Als Boulevard-Komödien voller überhitzer Diskursschleifen, die die Herzen von Theaterwissenschaftlern höher schlagen lassen, könnte man die Arbeiten von René Pollesch einem interessierten Außenstehenden beschreiben.
Bei seinem Ausflug in den Zürcher Pfauen treibt er dieses Prinzip auf die Spitze: „Bühne frei für Mick Levčik“ ist eine Hommage an Brechts episches Theater, an die griechische Antike und nicht zuletzt an die Volksbühnen-Stars Bert Neumann und Sophie Rois.

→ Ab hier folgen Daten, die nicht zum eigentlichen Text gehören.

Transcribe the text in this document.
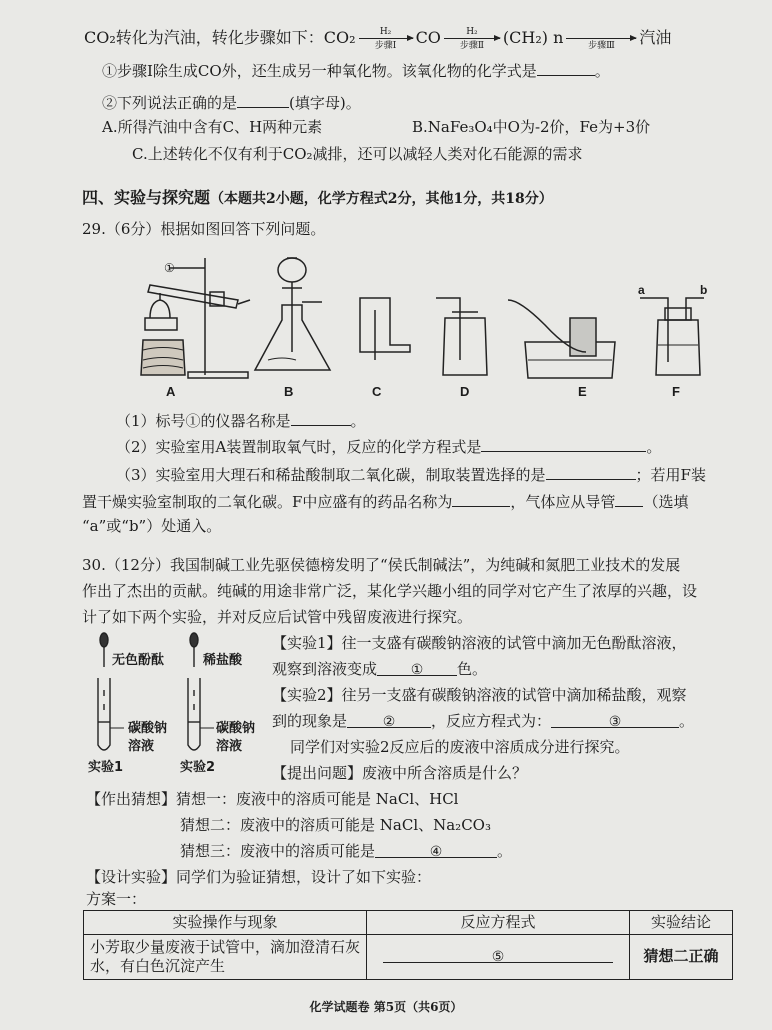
CO₂转化为汽油，转化步骤如下：CO₂	H₂
步骤Ⅰ	CO	H₂
步骤Ⅱ	(CH₂) n	步骤Ⅲ	汽油
①步骤Ⅰ除生成CO外，还生成另一种氧化物。该氧化物的化学式是	。
②下列说法正确的是	(填字母)。
A.所得汽油中含有C、H两种元素	B.NaFe₃O₄中O为-2价，Fe为+3价
C.上述转化不仅有利于CO₂减排，还可以减轻人类对化石能源的需求
四、实验与探究题（本题共2小题，化学方程式2分，其他1分，共18分）
29.（6分）根据如图回答下列问题。
A	B	C	D	E	F
①
a	b
（1）标号①的仪器名称是	。
（2）实验室用A装置制取氧气时，反应的化学方程式是	。
（3）实验室用大理石和稀盐酸制取二氧化碳，制取装置选择的是	；若用F装
置干燥实验室制取的二氧化碳。F中应盛有的药品名称为	，气体应从导管 （选填
“a”或“b”）处通入。
30.（12分）我国制碱工业先驱侯德榜发明了“侯氏制碱法”，为纯碱和氮肥工业技术的发展
作出了杰出的贡献。纯碱的用途非常广泛，某化学兴趣小组的同学对它产生了浓厚的兴趣，设
计了如下两个实验，并对反应后试管中残留废液进行探究。
无色酚酞	稀盐酸
碳酸钠
溶液
碳酸钠
溶液
实验1	实验2
【实验1】往一支盛有碳酸钠溶液的试管中滴加无色酚酞溶液，
观察到溶液变成 ① 色。
【实验2】往另一支盛有碳酸钠溶液的试管中滴加稀盐酸，观察
到的现象是	② ，反应方程式为：	③	。
同学们对实验2反应后的废液中溶质成分进行探究。
【提出问题】废液中所含溶质是什么？
【作出猜想】猜想一：废液中的溶质可能是 NaCl、HCl
猜想二：废液中的溶质可能是 NaCl、Na₂CO₃
猜想三：废液中的溶质可能是	④	。
【设计实验】同学们为验证猜想，设计了如下实验：
方案一：
实验操作与现象	反应方程式	实验结论
小芳取少量废液于试管中，滴加澄清石灰水，有白色沉淀产生	⑤	猜想二正确
化学试题卷 第5页（共6页）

Dass Bertolt Brecht 1948 nach seiner Rückkehr aus dem Exil in Chur eine Inszenierung der „Antigone“-Tragödie des Sophokles auf die Bühne brachte, wissen heute nur noch Insider. Brecht und sein Augsburger Schulfreund Caspar Neher wollten in einer Modell-Inszenierung ihr „episches Theater“ durchexerzieren und fanden im Stadttheater-Direktor Hans Curjel einen Verbündeten. Leider floppte das Vorhaben kläglich: Der Brecht-Experte Werner Wüthrich beschreibt in seinem Programmheft-Interview, dass das Publikum vom leeren Raum auf der Bühne und vom Verzicht auf illustionische Kulissen überfordert zeigte. Mangels Publikumsinteresse wurde Brechts „Antigone“ nach drei Aufführungen abgesetzt, sie war ihrer Zeit zu weit voraus.

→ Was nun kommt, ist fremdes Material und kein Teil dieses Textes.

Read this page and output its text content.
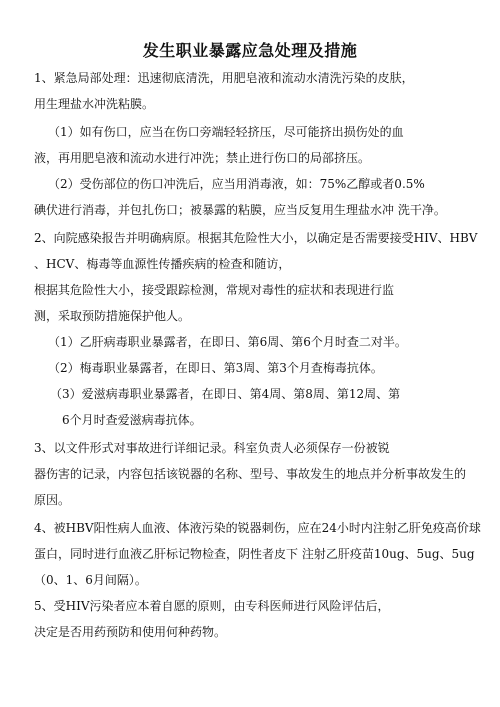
发生职业暴露应急处理及措施
1、紧急局部处理：迅速彻底清洗，用肥皂液和流动水清洗污染的皮肤，
用生理盐水冲洗粘膜。
（1）如有伤口，应当在伤口旁端轻轻挤压，尽可能挤出损伤处的血
液，再用肥皂液和流动水进行冲洗；禁止进行伤口的局部挤压。
（2）受伤部位的伤口冲洗后，应当用消毒液，如：75%乙醇或者0.5%
碘伏进行消毒，并包扎伤口；被暴露的粘膜，应当反复用生理盐水冲 洗干净。
2、向院感染报告并明确病原。根据其危险性大小，以确定是否需要接受HIV、HBV
、HCV、梅毒等血源性传播疾病的检查和随访，
根据其危险性大小，接受跟踪检测，常规对毒性的症状和表现进行监
测，采取预防措施保护他人。
（1）乙肝病毒职业暴露者，在即日、第6周、第6个月时查二对半。
（2）梅毒职业暴露者，在即日、第3周、第3个月查梅毒抗体。
（3）爱滋病毒职业暴露者，在即日、第4周、第8周、第12周、第
6个月时查爱滋病毒抗体。
3、以文件形式对事故进行详细记录。科室负责人必须保存一份被锐
器伤害的记录，内容包括该锐器的名称、型号、事故发生的地点并分析事故发生的
原因。
4、被HBV阳性病人血液、体液污染的锐器刺伤，应在24小时内注射乙肝免疫高价球
蛋白，同时进行血液乙肝标记物检查，阴性者皮下 注射乙肝疫苗10ug、5ug、5ug
（0、1、6月间隔）。
5、受HIV污染者应本着自愿的原则，由专科医师进行风险评估后，
决定是否用药预防和使用何种药物。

Bert Neumann, der kongeniale Bühnenbild-Partner von Frank Castorf und René Pollesch, konzipierte kurz vor seinem Tod einen Nachbau von Nehers Bühne, den Pollesch mit drei Stützen des Zürcher Ensembles, dem Gaststar Sophie Rois und einem gewohnt sportlich-zickigen Chor in Beschlag nimmt.

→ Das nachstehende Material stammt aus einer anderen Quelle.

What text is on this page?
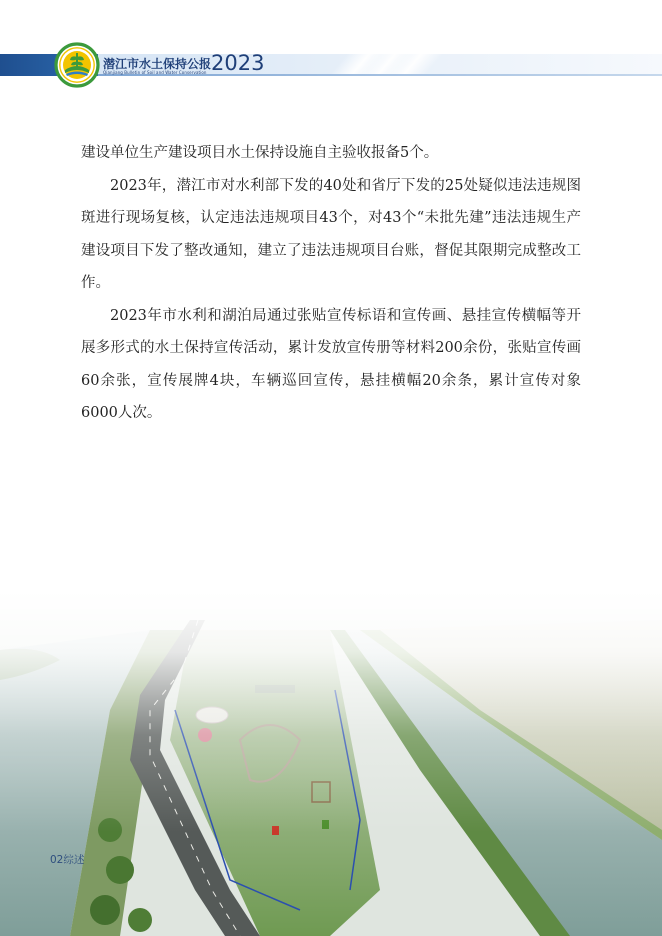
潜江市水土保持公报
Qianjiang Bulletin of Soil and Water Conservation 2023

建设单位生产建设项目水土保持设施自主验收报备5个。

2023年，潜江市对水利部下发的40处和省厅下发的25处疑似违法违规图斑进行现场复核，认定违法违规项目43个，对43个“未批先建”违法违规生产建设项目下发了整改通知，建立了违法违规项目台账，督促其限期完成整改工作。

2023年市水利和湖泊局通过张贴宣传标语和宣传画、悬挂宣传横幅等开展多形式的水土保持宣传活动，累计发放宣传册等材料200余份，张贴宣传画60余张，宣传展牌4块，车辆巡回宣传，悬挂横幅20余条，累计宣传对象6000人次。

02综述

Vieles an diesem Abend ist komisch anzusehen. Sophie Rois setzt im Helene Weigel-Gedächtnis-Look immer wieder dazu an, „die anderen an die Wand zu spielen“, wie von ihr gefordert wird. Sie verheddert sich aber jedes Mal bei der Frage, worum es in der „Antigone“ eigentlich geht und ob es nicht ein Inzest-Drama sei.
Fast schon ein fester Bestandteil eines Pollesch-Abends ist, dass der Chor die übrigen Akteure über die Bühne jagt. Sobald jemand „Die Probe ist beendet“ ruft, setzt das wilde Treiben ein und Sophie Rois muss keuchend Reißaus nehmen, weil ihre Verfolger über sie herfallen.
Ein weiterer Running-Gag des Abends ist, dass sich der Chor, der – wie üblich bei Pollesch – aus jungen, trainierten Männern besteht, standhaft weigert, eine alte Frau zu spielen. In mehreren Varianten werden feministische, gendertheoretische Diskurse durchgespielt, dass der Chor auf keinen Fall auf ein bestimmtes Rollenmuster festgelegt werden möchte.
Zugegeben: Diese 75 Minuten sind über weite Strecken lustig. Das gilt vor allem für die Choreographien, die Pollesch im letzten Drittel des Abends für seinen Chor entwickelt hat, wo er Disco-Musik mit SS-Uniformen und Camp-Ästhetik mixt.
Zu oft schleicht sich aber das Gefühl ein, das alles so ähnlich schon mehrfach bei Pollesch gesehen zu haben. Zu viele streberhafte Insidergags reihen sich aneinander.
Ärgerlich ist auch, dass Nils Kahnwald und Jirka Zett das Berliner Ensemble an diesem Gastspiel-Wochenende mit beißendem Zigarettenqualm einnebeln, wie er zu Brechts Zeiten en vogue war, aber heute vor allem für Eckkneipen typisch ist.